I don’t know what to title today…
I’m sitting at our dining room table. I spent 90% of today staring at this computer screen. 30% dilly dallying, 35% on the wordpress site, and 35% on work. My eyes are strained and my head hurts. I started munching because of the challenge of wordpress. I couldn’t get WAMP to work correctly, stomped at the install of wordpress on the local server. I had it working yesterday, but broke it for other purposes thinking I’ll just redo it if anything messes up. Now the issue is that I’m unable to even redo it (reinstalling and re setup isn’t successful). So I moved on to working on the live site. I got gigs and records figured out. I must figure out the commerce and videos portion. Not too bad, although, commerce is going to be a BIG portion. Also – his artwork, I forgot about that as well.
Victor was at Starbucks again.
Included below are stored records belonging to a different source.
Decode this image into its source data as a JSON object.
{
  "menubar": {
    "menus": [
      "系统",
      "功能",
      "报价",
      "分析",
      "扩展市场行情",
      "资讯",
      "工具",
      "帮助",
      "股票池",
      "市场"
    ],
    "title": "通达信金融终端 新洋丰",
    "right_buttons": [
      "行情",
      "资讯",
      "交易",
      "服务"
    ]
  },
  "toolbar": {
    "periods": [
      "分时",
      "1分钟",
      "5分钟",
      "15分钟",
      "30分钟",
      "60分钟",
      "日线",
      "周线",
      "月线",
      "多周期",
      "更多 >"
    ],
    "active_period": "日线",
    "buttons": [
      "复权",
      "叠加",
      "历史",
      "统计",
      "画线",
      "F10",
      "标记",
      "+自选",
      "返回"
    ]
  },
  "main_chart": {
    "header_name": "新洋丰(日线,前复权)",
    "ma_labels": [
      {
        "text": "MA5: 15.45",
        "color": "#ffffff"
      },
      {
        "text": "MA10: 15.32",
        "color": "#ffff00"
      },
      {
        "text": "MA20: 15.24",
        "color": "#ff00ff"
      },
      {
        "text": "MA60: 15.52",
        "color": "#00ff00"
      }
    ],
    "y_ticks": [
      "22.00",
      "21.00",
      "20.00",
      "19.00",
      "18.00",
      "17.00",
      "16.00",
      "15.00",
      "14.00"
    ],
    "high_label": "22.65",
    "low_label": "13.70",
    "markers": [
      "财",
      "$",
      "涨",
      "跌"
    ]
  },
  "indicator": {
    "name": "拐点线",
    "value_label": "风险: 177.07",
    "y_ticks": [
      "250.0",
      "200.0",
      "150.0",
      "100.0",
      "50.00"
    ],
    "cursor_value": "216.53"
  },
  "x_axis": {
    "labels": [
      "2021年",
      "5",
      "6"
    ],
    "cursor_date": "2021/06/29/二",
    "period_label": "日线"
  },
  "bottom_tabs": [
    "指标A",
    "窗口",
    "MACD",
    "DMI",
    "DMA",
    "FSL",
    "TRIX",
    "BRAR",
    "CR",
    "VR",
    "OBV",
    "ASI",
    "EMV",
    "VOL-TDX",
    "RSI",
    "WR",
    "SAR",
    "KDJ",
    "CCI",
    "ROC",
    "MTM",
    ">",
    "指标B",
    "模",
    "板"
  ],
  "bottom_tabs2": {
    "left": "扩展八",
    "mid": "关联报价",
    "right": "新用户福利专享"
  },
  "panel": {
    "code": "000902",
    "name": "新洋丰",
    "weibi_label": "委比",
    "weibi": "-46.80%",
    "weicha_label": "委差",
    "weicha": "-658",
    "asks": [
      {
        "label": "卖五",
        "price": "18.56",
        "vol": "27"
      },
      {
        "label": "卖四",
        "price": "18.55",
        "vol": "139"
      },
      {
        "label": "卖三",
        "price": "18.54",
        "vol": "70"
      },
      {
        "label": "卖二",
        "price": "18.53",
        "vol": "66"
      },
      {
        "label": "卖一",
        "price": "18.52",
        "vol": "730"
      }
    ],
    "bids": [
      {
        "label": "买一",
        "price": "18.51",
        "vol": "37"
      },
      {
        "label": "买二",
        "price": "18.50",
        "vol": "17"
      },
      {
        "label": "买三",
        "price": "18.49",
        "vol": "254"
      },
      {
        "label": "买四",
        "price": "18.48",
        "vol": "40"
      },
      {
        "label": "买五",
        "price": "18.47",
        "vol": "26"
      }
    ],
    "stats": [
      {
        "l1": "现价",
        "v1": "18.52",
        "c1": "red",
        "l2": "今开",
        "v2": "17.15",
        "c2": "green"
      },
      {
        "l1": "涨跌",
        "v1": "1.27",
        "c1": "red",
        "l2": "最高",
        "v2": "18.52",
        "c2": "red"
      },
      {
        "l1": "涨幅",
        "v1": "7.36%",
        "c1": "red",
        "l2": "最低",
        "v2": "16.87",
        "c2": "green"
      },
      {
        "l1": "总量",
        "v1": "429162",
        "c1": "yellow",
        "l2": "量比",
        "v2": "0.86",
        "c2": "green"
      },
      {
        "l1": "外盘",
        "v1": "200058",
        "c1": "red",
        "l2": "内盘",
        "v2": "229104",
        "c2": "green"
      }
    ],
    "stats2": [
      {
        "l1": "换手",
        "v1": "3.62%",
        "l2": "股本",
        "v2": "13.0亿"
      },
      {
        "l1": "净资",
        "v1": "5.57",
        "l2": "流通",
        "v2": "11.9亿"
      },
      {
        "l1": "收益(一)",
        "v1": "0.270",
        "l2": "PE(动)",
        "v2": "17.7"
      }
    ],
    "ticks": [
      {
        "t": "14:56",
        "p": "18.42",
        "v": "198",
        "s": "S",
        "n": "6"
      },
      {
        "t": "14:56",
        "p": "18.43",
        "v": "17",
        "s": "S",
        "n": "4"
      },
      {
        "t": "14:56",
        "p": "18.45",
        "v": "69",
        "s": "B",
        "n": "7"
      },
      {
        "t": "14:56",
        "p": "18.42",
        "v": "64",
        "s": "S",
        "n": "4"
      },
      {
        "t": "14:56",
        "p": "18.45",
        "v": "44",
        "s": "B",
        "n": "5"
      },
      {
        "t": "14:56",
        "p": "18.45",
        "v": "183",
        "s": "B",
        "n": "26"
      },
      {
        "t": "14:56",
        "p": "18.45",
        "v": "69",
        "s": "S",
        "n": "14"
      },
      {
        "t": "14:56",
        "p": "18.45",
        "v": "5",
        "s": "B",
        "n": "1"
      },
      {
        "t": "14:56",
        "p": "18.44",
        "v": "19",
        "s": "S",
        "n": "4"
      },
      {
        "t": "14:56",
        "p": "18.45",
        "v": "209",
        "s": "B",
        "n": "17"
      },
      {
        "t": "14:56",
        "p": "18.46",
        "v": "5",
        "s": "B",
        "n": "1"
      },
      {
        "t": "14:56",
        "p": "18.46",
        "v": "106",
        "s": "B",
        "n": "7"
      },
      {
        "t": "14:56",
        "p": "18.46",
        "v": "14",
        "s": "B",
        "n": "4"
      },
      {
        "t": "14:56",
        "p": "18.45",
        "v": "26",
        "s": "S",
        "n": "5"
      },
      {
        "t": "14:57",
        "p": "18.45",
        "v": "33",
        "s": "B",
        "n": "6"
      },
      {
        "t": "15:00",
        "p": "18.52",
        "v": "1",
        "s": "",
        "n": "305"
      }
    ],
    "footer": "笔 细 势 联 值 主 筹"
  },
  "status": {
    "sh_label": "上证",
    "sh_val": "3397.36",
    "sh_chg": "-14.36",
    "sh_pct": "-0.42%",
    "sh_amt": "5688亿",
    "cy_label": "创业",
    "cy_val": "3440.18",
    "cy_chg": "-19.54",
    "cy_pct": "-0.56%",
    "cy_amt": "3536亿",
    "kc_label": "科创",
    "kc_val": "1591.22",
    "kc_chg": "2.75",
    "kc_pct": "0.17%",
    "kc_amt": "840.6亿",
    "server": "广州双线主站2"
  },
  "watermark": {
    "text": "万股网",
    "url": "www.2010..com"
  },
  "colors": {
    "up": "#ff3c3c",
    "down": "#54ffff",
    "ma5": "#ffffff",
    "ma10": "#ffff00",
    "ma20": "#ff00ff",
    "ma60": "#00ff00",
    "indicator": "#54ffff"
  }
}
I enjoy talking with him, although, his personality is very strong and at times I’m overwhelmed by it. As someone who questions relationships often, this one is an interesting one. He called me out on many things that, at first, made me laugh because of how spot on he was… and then I started wondering if that was nice of him to say at all. He reads me really well – comments that struck a sensitive chord in me such as: I only touch the surface of things and I think too hard on simple things (trying to analyze it). I don’t know if he generalizes as such with other Millennials but it was pretty accurate. Perhaps that’s why it stung a bit after the laughter died down. He also said to not assign myself the label of Millennial too much, that we’re all apart of the human race. I did debate him quite a bit more today than the first day we met. We are very different in our end goal and where we’re at in life. Where I am the water overflowing out of the glass wishing to be with the ocean, he is telling me an ocean doesn’t exist. He, like my dad, had a father that wasn’t present, who was chasing the papers. He does the same thing and he questions my motivations being that I’m not fired up about my dreams… from what he can see. I repeat to him, it all depends on what your goal is…
Either way, so far, I enjoy talking to him. I don’t want to push him away just because I don’t agree with what he says. That’s apart of walking through the darkness. I have to be mentally strong enough to handle deep thoughts as Victor provokes, along with his pessimism. I take 50% and leave 50% for the most part. Typically I would just walk away and be embarrassed, afraid of what others would say about it – which Victor would tell me not to do that. He also talked about relationships.
He said, the person you choose to marry, make sure he’s someone you can talk about anything with. You should never have to worry about his reaction or if he’d lose love/respect for you in what you choose to say or question. I think this is so true and is in right timing as I’ve had this realization with Billy in these times.
Billy. It’s crazy to think of how badly I allowed my knees to scrape the cement before I finally got up. He is determined to remain but a fantasy to me. I’m 26 years old, at this point, I’m tired of just fantasies. True love isn’t this challenging at all. He dangled himself in front of me, since the day I allowed myself to stay with him. He might not realize this, or he does which makes it worse, but he never thought I was good enough. I don’t know why I didn’t see that so black and white before. If I did realize it, I didn’t believe I was good enough either, that’s why I accepted his type of love.
I think about us quite often, as you know. I think backwards and forwards why he doesn’t choose to spend more time with me. Why, of everyone I know, he is the one that limits his time with me. Why he never introduced me to his friends, why he never stuck up for me with his mom. I always, always, always made excuses because that’s the kind of love I was use to. I felt so strongly for this boy because I was use to absent love and physical attention. Excuses which placed me on the back burner and I was actually ok with it. Thank god I met Kevin and shared what we shared, because I would have thought I was completely unlovable if I depended on Billy. Ain’t that sad?
He didn’t think I was good enough. I didn’t think I was good enough. I was always pining for love from my parents, friends, just anyone to soothe the sore that was there constantly. He always said I deserved more, and I thought that was endearing.
What he meant to say was I deserved someone who felt more strongly about me than him. But, perhaps he didn’t love me enough to tell me that directly. Instead, he kept me hovering to stroke his ego while he went fishing for finer fishes. And boy did he catch one.
I’m still a little sad, but not as torn up as day 1, that’s for sure. Right now I’m in repair mode, and I’m going to try to not resurface angry at Billy. If I hold any resentment towards him, that would be wasting my energy. Do I wish him the best?
Honestly, no. He didn’t treat me well or with kindness. He didn’t treat me as I would hope he’d treat a really good friend. I have a lump in my throat writing this.
We’ve never had a talk so clearly as I feel right now. I know exactly what I would say to him if we were to talk again. Would I say it? I think so, depending on the timing. I would retract everything I’ve said in terms of being his lifelong friend.
I don’t wish that on my worst enemies.
No – I’m on to something… better suited for me. Not better, not worse, just better suited.